Here is how I implemented this:
import pickle
import random
import socket
class KafkaProducer:
def __init__(self, brokers_addresses):
self.brokers_addresses = brokers_addresses # [(host_i, port_i), ...]
def _send_to_broker(self, broker_address, message):
with socket.socket(socket.AF_INET, socket.SOCK_STREAM) as sock:
sock.connect(broker_address)
sock.sendall(pickle.dumps(message))
print(f"Sent to {broker_address}: {message}")
def send(self, data):
broker_address = random.choice(self.brokers_addresses)
self._send_to_broker(broker_address, data)
To actually run a producer, I executed the following script in a new terminal window:
import time
from src.producer import KafkaProducer
brokers_addresses = [('127.0.0.1', 9092), ('127.0.0.1', 9093)] # (host, port)
producer = KafkaProducer(brokers_addresses)
count = 0
while True:
count += 1
data = f'This is a test message: {count}.'
producer.send(data)
time.sleep(1)
This script creates a producer that sends a new message every second. In this terminal, I got the following logs stating the messages sent:
Sent to 127.0.0.1:9093: This is a test message: 1.
Sent to 127.0.0.1:9093: This is a test message: 2.
Sent to 127.0.0.1:9092: This is a test message: 3.
Sent to 127.0.0.1:9093: This is a test message: 4.
Let’s note that some messages get sent to the first broker on port 9092 and others on the second broker on port 9093.
And on the server (broker) side, here are the logs I get:
Broker listening on 127.0.0.1:9092
Broker listening on 127.0.0.1:9093
Connected by ('127.0.0.1', 63169)
Received message on 127.0.0.1:9093: This is a test message: 1.
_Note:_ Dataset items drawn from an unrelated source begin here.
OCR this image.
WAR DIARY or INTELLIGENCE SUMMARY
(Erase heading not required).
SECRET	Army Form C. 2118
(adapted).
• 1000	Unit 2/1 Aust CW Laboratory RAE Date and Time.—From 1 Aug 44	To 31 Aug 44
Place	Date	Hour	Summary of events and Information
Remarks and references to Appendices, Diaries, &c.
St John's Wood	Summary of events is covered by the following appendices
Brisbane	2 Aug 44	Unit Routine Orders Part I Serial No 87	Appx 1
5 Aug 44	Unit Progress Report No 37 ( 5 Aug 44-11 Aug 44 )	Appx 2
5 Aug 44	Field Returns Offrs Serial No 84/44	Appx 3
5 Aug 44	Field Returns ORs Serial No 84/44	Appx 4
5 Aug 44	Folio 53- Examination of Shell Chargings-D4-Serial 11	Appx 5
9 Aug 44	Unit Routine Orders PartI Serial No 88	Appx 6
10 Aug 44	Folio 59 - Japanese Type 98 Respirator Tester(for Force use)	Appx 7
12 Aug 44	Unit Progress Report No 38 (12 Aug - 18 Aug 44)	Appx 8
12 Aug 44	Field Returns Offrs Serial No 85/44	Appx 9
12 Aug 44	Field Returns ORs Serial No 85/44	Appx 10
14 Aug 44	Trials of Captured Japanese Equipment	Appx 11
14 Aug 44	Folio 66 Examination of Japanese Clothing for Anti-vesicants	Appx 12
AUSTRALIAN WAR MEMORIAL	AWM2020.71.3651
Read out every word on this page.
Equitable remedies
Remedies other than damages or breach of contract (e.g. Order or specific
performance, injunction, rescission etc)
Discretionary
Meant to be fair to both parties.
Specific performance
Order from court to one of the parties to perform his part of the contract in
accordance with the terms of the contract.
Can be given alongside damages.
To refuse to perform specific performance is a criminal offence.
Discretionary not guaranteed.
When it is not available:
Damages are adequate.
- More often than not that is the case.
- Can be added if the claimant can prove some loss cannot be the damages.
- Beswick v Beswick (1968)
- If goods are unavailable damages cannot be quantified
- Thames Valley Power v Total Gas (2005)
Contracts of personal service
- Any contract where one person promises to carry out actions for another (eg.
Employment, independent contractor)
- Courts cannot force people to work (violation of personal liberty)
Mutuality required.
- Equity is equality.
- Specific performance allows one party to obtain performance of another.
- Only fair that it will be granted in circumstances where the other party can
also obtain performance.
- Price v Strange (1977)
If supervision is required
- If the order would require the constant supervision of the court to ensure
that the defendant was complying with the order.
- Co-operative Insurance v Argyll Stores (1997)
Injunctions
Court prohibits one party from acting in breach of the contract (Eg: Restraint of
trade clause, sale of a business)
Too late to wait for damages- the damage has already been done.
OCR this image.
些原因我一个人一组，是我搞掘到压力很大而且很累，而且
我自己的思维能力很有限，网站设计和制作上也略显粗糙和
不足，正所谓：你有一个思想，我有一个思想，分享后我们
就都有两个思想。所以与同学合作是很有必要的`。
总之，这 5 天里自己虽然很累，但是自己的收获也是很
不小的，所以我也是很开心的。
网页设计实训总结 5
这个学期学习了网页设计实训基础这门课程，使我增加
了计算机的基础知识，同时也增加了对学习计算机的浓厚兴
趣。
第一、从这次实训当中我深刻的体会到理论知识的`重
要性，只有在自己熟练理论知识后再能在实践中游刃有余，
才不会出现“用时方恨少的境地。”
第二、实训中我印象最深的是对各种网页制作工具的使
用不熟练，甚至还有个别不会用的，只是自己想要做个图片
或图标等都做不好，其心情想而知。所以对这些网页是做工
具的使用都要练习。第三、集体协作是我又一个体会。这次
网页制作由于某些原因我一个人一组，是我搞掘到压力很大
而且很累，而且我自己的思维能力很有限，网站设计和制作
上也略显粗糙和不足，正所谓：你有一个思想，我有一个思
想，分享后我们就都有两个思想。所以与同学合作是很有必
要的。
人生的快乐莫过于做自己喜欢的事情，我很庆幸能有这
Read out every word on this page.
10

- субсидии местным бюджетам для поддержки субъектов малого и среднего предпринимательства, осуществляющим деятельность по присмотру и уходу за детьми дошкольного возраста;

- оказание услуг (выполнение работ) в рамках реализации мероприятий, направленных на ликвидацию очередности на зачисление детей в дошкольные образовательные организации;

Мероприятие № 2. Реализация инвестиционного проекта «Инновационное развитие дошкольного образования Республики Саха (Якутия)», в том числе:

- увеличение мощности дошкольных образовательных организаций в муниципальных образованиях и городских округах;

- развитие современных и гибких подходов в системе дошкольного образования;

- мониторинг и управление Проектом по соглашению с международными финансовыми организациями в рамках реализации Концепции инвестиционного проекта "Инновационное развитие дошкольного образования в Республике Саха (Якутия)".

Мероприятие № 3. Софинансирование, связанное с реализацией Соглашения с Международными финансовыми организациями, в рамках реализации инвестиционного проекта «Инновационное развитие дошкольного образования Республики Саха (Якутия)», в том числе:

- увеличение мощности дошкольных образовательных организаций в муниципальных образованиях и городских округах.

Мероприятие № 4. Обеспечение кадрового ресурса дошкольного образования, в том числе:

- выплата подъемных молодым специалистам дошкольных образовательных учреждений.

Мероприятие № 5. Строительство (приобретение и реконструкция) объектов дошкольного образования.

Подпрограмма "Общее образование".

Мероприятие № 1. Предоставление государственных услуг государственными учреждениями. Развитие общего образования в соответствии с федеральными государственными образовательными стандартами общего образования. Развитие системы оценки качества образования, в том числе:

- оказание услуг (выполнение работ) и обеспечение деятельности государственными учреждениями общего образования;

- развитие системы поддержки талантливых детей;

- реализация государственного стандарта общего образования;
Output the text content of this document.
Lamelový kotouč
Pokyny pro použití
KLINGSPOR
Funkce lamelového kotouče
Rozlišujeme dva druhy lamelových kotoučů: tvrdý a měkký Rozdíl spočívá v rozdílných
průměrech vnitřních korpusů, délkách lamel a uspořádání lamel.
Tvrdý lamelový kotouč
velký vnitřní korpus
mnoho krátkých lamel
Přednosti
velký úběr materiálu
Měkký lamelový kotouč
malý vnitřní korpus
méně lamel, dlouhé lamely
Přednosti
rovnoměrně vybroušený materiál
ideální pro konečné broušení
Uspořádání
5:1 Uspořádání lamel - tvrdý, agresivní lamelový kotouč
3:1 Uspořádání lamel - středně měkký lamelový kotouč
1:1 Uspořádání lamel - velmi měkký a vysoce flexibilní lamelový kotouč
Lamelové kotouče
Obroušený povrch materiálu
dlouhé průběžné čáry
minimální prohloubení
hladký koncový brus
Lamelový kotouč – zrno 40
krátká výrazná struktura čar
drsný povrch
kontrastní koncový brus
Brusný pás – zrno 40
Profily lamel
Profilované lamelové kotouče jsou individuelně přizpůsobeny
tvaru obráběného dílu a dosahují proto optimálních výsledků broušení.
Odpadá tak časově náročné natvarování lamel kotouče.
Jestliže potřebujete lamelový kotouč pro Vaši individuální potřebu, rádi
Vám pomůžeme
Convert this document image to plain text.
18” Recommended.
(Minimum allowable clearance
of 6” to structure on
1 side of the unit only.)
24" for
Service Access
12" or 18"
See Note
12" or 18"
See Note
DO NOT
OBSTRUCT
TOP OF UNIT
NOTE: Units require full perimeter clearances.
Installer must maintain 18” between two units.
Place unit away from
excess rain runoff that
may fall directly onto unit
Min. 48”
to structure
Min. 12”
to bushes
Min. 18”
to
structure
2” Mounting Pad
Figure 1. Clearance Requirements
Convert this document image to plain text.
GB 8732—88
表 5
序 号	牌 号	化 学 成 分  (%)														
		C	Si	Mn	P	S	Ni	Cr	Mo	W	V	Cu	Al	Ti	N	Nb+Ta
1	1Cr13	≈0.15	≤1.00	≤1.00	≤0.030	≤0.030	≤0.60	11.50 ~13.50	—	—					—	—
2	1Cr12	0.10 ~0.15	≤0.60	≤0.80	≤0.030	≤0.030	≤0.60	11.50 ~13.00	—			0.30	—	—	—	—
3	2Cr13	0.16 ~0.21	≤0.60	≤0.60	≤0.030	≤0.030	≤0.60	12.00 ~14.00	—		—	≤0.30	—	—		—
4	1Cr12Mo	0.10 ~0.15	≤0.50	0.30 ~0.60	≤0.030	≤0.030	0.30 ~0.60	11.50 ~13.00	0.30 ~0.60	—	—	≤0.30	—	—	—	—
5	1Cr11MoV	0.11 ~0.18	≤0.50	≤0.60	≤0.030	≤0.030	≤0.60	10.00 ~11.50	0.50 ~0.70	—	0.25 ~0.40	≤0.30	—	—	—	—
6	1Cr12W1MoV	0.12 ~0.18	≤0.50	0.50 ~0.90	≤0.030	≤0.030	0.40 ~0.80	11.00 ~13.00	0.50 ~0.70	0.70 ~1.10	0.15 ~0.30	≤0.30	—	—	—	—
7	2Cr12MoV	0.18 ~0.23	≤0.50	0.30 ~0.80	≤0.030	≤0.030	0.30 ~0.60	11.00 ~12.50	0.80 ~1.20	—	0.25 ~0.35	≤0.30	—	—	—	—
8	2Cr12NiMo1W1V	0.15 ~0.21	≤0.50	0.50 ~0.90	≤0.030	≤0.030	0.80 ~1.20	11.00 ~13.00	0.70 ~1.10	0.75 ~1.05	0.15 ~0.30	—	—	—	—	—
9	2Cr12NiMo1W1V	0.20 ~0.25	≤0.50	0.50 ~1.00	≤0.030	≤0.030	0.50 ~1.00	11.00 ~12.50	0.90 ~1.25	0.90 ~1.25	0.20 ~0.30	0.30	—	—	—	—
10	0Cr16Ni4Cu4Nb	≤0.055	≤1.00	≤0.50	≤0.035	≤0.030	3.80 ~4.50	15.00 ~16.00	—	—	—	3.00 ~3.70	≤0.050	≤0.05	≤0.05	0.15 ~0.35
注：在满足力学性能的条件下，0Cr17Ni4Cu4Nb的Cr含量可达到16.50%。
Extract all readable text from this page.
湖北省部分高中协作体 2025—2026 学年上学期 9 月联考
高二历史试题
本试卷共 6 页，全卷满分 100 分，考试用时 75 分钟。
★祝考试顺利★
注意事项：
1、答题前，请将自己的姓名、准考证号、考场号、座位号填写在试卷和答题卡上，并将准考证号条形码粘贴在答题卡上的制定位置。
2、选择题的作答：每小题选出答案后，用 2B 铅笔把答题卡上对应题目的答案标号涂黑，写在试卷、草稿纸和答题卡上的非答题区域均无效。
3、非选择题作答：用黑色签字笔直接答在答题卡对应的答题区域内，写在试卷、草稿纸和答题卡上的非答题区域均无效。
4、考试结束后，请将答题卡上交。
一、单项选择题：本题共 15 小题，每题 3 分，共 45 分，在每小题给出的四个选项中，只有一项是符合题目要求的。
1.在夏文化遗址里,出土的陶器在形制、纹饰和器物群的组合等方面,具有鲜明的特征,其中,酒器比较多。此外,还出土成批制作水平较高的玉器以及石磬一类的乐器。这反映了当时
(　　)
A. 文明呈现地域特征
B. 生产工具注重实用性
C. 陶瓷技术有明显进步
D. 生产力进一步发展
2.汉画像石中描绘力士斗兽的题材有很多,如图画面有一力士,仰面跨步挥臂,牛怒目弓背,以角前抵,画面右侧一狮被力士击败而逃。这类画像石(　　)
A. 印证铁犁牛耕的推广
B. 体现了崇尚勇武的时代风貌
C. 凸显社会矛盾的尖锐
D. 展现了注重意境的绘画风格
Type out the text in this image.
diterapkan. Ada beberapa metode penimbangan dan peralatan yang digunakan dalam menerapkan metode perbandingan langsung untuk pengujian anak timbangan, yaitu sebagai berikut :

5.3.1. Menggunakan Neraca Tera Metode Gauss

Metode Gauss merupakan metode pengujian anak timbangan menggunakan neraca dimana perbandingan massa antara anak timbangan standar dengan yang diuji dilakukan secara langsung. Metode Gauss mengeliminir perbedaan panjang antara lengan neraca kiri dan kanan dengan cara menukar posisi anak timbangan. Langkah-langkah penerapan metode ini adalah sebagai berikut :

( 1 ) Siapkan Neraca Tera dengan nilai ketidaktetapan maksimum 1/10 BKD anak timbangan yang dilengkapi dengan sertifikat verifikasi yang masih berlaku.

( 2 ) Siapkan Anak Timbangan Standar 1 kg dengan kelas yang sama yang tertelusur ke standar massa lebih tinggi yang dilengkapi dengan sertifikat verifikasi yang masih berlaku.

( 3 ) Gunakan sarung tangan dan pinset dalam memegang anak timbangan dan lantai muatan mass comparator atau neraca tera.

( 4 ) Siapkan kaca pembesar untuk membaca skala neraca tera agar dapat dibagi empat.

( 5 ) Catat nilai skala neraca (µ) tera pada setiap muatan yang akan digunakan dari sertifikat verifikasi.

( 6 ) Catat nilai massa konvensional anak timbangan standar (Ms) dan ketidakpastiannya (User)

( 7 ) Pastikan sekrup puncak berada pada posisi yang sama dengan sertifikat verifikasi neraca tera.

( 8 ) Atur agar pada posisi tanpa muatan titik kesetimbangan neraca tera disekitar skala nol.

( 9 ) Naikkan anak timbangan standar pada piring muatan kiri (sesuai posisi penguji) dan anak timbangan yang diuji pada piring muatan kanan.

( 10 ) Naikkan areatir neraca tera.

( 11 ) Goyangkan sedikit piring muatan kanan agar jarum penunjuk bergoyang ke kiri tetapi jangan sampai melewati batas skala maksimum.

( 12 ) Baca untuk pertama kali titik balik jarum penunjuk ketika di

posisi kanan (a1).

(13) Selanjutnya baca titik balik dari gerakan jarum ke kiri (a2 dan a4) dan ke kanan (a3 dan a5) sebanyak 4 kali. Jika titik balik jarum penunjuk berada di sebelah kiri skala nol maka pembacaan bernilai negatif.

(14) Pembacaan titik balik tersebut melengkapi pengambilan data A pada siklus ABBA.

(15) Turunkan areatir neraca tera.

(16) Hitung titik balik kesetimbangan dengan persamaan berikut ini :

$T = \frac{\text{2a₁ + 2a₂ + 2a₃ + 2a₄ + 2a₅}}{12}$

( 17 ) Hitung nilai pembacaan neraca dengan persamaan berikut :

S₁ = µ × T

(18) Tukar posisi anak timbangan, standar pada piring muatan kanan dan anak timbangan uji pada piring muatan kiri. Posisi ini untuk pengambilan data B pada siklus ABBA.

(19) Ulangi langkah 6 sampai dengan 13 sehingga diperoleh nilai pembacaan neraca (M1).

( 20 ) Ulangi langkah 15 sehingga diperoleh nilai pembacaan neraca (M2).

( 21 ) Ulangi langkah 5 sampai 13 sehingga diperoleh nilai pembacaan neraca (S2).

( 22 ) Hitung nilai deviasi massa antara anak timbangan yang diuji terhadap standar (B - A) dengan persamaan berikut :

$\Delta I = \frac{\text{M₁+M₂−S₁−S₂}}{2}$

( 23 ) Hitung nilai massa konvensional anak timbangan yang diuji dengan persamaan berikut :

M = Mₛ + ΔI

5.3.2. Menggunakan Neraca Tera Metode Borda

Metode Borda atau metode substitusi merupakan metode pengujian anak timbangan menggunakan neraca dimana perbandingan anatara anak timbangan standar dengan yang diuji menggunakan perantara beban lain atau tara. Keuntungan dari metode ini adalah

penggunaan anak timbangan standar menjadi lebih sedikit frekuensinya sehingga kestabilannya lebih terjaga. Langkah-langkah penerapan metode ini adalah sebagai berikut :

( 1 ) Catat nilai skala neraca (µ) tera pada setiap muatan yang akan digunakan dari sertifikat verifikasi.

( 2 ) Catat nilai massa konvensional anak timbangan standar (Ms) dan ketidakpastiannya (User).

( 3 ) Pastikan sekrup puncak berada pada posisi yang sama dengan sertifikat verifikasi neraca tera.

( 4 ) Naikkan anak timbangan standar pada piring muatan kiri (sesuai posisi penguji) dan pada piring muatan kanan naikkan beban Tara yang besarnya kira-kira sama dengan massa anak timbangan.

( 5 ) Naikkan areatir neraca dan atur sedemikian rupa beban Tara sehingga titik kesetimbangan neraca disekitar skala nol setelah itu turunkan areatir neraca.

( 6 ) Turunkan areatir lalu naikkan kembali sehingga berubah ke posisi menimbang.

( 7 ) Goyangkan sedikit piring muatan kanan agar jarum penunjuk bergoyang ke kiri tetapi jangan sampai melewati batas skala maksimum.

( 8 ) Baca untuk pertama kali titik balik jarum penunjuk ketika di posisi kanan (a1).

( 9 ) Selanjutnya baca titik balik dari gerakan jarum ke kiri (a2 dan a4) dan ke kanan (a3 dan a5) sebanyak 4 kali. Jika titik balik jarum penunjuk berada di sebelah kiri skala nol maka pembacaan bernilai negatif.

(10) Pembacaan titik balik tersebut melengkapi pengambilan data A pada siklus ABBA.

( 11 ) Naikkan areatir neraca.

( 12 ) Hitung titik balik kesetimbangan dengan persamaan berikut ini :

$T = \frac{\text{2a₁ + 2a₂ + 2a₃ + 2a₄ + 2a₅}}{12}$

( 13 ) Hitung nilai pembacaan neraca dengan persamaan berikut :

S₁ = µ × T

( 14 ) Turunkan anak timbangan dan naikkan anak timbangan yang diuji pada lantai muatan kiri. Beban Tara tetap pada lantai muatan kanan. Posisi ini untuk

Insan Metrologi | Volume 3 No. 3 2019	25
Connected by ('127.0.0.1', 63170)
Received message on 127.0.0.1:9093: This is a test message: 2.
Connected by ('127.0.0.1', 63171)
Received message on 127.0.0.1:9092: This is a test message: 3.
Connected by ('127.0.0.1', 63172)
Received message on 127.0.0.1:9093: This is a test message: 4.
Messages are indeed received by the brokers! That’s a good start. Tomorrow, I will build upon this to improve the behavior of my producers.